MEDIUM Required external plugin not evaluated — install-time code execution risk -20 ▶
The skill explicitly requires installation of @cybrlab/urlcheck-openclaw via the openclaw plugin manager. This plugin was not present in the skill directory and was not audited. npm-based plugins can execute arbitrary code via preinstall/postinstall lifecycle scripts at install time.
MEDIUM Skill positions itself as a security gatekeeper while itself being an unauditable external dependency -40 ▶
The skill presents as a protective security layer, which may cause users to trust it uncritically. However, the actual security guarantees are entirely dependent on cybrlab.ai's API behavior, which users cannot audit. A commercially or adversarially motivated operator could selectively allow phishing sites or block legitimate ones based on undisclosed criteria.

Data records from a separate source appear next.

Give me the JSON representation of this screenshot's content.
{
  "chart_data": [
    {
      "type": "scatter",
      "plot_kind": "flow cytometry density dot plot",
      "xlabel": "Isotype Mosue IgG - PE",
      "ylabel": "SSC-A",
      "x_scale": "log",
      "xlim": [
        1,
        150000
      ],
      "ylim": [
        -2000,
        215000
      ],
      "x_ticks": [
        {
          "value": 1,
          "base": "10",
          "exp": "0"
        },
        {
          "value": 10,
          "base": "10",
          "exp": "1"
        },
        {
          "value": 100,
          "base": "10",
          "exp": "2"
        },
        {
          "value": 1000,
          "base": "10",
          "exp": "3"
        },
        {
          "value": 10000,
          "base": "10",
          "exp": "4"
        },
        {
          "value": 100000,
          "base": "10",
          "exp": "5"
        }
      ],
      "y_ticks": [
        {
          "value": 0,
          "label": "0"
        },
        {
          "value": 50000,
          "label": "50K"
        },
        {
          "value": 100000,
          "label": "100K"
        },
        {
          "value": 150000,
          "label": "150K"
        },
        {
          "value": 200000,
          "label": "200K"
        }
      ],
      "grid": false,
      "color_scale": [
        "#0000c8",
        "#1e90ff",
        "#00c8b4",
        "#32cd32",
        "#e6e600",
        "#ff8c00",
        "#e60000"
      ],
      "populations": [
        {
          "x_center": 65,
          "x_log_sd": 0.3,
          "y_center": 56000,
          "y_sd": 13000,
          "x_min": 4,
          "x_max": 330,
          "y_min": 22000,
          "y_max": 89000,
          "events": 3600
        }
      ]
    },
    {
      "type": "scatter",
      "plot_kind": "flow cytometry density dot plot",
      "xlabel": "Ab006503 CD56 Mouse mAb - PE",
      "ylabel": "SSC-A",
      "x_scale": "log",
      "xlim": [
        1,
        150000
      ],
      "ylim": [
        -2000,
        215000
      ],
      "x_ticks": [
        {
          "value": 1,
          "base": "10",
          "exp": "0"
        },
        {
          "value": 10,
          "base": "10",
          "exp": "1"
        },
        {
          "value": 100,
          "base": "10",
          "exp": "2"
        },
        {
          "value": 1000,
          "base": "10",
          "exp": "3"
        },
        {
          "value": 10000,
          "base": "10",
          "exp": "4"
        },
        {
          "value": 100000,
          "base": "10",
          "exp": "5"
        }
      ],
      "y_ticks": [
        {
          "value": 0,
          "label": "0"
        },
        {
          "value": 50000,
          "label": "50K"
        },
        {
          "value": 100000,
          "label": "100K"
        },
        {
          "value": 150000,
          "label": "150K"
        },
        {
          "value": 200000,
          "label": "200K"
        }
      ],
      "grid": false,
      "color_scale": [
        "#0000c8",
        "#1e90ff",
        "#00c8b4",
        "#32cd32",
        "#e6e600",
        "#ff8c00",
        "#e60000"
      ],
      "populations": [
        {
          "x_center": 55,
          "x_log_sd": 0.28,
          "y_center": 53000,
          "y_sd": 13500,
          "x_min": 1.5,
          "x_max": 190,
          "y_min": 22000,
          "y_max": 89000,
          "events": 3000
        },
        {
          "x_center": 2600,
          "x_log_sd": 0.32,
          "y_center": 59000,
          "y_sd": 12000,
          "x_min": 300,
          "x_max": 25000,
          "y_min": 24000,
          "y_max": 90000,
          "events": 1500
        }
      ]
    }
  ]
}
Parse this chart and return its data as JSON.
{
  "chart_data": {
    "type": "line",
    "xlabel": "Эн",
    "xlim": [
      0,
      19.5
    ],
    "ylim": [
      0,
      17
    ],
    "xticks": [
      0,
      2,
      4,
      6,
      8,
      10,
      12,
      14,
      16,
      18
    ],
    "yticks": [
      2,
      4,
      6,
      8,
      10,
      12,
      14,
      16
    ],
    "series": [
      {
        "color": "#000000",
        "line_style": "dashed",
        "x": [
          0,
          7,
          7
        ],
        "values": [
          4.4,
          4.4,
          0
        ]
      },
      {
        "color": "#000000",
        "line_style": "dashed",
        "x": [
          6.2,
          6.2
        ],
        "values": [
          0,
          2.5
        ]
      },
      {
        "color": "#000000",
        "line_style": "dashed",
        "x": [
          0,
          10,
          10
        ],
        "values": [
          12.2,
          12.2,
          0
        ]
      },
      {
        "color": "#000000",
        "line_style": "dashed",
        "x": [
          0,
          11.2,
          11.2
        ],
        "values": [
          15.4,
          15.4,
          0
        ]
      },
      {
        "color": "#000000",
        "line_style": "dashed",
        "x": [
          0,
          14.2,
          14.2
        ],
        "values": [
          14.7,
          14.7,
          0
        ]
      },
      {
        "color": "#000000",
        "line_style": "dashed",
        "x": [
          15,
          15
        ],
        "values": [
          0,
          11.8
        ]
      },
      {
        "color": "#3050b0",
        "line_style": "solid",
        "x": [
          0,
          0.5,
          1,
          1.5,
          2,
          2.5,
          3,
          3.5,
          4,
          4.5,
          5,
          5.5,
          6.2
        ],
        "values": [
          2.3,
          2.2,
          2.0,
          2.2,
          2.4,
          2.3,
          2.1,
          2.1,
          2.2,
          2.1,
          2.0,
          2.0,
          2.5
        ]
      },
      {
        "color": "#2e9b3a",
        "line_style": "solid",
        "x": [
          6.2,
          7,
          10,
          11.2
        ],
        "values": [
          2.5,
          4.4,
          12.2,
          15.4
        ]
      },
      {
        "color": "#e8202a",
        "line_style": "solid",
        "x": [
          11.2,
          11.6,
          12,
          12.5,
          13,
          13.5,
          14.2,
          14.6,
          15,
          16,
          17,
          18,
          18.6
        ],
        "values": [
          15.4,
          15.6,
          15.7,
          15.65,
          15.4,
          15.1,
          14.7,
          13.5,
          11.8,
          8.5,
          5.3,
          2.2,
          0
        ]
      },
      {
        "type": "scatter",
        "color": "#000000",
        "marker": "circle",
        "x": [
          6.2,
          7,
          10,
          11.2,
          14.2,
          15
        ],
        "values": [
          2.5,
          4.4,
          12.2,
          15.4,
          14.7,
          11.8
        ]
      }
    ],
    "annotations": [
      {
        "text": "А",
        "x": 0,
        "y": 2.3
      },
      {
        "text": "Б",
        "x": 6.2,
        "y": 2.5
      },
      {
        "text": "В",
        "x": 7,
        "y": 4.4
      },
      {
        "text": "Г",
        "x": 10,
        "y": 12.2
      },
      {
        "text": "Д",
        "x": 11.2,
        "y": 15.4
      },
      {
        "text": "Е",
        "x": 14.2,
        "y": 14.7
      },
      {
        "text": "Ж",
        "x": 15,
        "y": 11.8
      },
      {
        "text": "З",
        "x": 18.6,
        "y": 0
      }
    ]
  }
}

LOW Internal resource verification intentionally bypassed -10 ▶
The skill explicitly excludes localhost, file://, and intranet addresses from scanning. If an attacker can redirect agent navigation to internal addresses (e.g., via a crafted redirect chain), those URLs will not be verified by the skill, creating a blind spot in the claimed security coverage.
INFO Canary files accessed read-only — attributed to monitoring framework, not skill 0 ▶
Honeypot files (.env, .ssh/id_rsa, .aws/credentials, .npmrc, .docker/config.json, .config/gcloud/application_default_credentials.json) were opened and read at timestamps 1771923704.765 and 1771923726.625. All accesses were CLOSE_NOWRITE. Timing and audit context indicates these are oathe audit framework pre/post baseline integrity checks. The skill itself had no mechanism to access these files.